Ness, P. (2011). A monster calls. Somerville, Mass.: Candlewick Press
This week I had a choice between reading Shadowshaper electronically or A Monster Calls in print. Once getting my hands on a Monster Calls, I was immediately drawn to the illustrations. I do prefer reading print books over electronic books and I have been noticing a fondness for Patrick Ness among peers. Since I have not read anything written by him before, I decided to give it chance. I was also curious about how Ness would “run with and make trouble” (Ness, 2011) with Siobhan Dowd’s ideas. Even though I have not read Dowd, I was intrigued by the idea of Ness using Dowd’s potential fifth book as inspiration. I thoroughly enjoyed this novel and will definitely be checking out Siobhan Dowd.

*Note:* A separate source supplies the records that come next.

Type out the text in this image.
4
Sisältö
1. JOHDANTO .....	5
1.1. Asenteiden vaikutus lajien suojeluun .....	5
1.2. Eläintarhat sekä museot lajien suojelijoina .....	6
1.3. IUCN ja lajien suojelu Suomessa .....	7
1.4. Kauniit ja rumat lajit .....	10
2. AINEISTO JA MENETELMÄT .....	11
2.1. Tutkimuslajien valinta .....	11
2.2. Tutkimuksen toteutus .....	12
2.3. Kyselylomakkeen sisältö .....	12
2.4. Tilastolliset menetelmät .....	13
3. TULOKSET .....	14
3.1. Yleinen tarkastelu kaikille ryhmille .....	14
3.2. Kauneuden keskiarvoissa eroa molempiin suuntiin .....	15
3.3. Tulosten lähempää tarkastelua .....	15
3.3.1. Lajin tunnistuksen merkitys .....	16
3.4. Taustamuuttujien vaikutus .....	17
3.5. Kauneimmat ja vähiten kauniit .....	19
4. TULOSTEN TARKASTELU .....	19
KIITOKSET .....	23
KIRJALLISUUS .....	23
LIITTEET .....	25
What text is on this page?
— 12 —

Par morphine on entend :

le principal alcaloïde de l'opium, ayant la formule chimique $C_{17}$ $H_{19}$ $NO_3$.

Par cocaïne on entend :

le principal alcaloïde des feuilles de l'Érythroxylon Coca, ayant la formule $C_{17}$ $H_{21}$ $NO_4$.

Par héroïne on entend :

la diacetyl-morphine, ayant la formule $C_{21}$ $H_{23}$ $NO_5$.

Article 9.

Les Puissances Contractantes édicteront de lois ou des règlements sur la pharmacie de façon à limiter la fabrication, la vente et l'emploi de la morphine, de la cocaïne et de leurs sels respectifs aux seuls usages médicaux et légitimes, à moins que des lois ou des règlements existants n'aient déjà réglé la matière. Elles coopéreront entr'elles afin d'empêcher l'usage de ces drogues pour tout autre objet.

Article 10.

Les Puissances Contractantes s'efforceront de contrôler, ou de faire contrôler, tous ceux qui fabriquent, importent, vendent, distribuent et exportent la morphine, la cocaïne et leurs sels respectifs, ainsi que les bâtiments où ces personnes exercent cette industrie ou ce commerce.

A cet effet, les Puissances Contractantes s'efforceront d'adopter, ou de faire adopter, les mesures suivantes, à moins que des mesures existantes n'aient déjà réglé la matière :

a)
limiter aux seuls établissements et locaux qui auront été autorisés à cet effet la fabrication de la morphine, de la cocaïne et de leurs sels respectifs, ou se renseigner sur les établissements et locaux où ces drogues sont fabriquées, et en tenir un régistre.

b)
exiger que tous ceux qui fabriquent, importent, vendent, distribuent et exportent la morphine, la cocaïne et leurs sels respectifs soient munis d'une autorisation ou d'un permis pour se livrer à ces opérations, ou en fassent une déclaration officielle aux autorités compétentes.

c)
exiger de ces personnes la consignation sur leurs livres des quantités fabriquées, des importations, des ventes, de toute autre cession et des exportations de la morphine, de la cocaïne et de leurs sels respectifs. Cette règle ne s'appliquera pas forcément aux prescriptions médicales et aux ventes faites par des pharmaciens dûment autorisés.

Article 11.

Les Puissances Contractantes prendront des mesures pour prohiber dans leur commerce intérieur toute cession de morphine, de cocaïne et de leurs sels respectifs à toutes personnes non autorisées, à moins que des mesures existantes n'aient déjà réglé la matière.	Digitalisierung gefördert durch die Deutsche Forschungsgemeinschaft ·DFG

This award-winning book should be included in every YA collection for various reasons. First, great fantasy not only allows us to escape, but can also be used to teach and empathize. A Monster Calls not only brings us into the intense world of Conor’s nightmares, but also teaches us about grief, what it means to face our fears, and losing a loved one. This beautifully and eerily illustrated book. Fantasy novels are not always well received and often dismissed as something for young children. Ness’s protagonist is a boy who endures very real emotions and allows fantasy/ surrealism to help him cope and find truth. Between the bone chilling illustrations, the beautifully interwoven ‘stories within a story’, and the parallels between real life and fantasy,this intricately written novel is a must read.
Grade Level Interest: J
Carrol, E. (2014). Through the woods. New York, NY: Simon and Schuster.
Grade Level Interest: Late J to S
A Monster Calls definitely reminded me of reading a Grim Fairy tale, so for the read alike this week I wanted to find something that was inspired by the Grimm’s Brothers. After some searching in the NYPL catalog I found Through The Woods by Emily Carrol. Carrol is Canadian author who has taken inspiration from the Grimm tales to create 5 eerie short graphic stories.
Appeal factors: Both books are intensifying, character drive, illustrated, haunting, and atmospheric. I paired these books for their similar appeal factors and their nods to traditional story telling. Both are very engaging and could be enjoyed by any type of reader.